One million Britons could be on furlough when scheme ends, data suggests
UK's finance ministry said 1.6 million workers were still furloughed at the end of July, down from almost 2 million a month earlier but a slower decline than in previous months
Up to 1 million people could still be on Britain's furlough programme when it expires at the end of the month, official figures suggested on Thursday after the number of people leaving the scheme had slowed.
The finance ministry said 1.6 million workers were still furloughed at the end of July, down from almost 2 million a month earlier but a slower decline than in previous months.
More up-to-date data, based on reports from businesses, suggested that the fall slowed further last month.

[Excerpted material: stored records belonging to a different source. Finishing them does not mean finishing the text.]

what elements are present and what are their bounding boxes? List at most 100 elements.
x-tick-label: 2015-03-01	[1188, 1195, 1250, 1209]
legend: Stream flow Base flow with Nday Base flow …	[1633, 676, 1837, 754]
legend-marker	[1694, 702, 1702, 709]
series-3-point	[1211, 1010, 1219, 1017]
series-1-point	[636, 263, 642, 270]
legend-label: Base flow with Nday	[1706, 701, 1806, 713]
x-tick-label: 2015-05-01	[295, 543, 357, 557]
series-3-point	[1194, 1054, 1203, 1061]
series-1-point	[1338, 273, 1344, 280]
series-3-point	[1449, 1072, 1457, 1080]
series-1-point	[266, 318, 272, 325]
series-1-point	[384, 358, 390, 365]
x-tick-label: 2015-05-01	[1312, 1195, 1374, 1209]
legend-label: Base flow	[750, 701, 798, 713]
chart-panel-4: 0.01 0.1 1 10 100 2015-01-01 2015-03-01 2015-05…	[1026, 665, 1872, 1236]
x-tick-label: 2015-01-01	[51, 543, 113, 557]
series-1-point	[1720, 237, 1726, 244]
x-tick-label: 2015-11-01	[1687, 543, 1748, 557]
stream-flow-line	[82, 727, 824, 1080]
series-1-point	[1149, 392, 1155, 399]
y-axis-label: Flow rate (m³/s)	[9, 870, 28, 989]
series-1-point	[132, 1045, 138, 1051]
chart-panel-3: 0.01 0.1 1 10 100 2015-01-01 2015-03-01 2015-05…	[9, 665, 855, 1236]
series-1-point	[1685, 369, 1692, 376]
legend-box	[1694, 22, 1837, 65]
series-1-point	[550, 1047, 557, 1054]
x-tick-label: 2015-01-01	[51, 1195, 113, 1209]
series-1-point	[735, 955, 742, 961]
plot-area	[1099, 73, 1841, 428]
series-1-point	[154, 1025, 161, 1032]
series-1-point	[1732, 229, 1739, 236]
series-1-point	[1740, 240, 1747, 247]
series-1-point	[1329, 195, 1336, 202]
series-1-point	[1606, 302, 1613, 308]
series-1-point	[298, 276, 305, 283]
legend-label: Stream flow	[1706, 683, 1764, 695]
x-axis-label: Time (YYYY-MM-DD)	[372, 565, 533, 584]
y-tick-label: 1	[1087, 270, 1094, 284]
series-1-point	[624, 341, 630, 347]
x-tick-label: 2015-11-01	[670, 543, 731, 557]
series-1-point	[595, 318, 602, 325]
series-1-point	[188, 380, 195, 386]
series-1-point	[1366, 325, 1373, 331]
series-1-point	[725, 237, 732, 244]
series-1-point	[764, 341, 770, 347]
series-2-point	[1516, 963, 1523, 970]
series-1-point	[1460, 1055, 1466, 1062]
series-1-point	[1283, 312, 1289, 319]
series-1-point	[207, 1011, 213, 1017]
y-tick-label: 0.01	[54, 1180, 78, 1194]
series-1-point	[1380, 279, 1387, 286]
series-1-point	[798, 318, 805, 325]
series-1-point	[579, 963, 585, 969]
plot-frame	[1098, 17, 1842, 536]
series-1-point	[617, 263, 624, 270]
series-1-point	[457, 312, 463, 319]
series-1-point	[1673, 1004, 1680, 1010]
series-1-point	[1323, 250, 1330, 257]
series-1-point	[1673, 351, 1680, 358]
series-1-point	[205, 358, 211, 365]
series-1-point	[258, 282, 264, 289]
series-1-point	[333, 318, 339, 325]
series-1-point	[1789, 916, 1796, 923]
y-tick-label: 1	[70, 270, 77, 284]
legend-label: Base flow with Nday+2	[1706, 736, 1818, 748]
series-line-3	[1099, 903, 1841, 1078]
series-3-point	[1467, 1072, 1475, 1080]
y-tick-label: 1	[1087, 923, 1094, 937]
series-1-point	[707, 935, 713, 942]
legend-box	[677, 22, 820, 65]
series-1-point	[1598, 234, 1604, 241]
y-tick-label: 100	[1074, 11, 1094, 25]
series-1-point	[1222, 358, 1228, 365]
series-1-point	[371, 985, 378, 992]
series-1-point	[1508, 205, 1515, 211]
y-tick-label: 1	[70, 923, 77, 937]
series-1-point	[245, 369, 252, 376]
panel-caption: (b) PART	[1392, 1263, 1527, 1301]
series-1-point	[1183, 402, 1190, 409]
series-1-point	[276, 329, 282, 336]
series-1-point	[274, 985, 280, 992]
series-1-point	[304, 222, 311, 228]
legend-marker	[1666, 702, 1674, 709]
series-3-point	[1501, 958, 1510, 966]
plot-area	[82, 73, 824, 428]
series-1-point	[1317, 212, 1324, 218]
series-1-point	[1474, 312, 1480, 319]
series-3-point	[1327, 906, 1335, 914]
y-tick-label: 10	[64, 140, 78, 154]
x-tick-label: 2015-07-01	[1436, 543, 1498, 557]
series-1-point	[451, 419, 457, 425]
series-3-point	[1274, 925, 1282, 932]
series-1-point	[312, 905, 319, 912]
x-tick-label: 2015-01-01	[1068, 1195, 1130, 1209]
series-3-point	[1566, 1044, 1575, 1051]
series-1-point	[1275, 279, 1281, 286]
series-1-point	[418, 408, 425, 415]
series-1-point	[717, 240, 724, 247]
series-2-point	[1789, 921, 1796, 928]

Britain's statistics office said 6% of the workforce was furloughed as of Aug. 22.
"The number of people coming off furlough over the summer has slowed to a trickle, as some firms and sectors – notably overseas tourism – struggle to return to pre-pandemic levels of activity," Charlie McCurdy, an economist at the Resolution Foundation think tank, said.
"As a result, up to a million employees could still be on furlough when the scheme closes at the end of this month."
Finance minister Rishi Sunak, who rushed out the furlough scheme to keep people employed when the coronavirus pandemic struck last year, celebrated the fall in furlough levels to their lowest since the start of the pandemic.
He pointed to how young people in particular were getting back to work.
Bank of England officials are trying to gauge whether workers still on scheme when it expires can fill the record number of jobs currently openor become unemployed.
Earlier on Thursday the Recruitment and Employment Confederation said businesses faced the most severe shortage of job candidates on record due to the economy's post-lockdown surge and Brexit.
BoE Governor Andrew Bailey on Wednesday said he was anxious about job vacancies not being filled. The end of the furlough scheme would help to correct this but he said he had "concern about the persistence in the labour market story".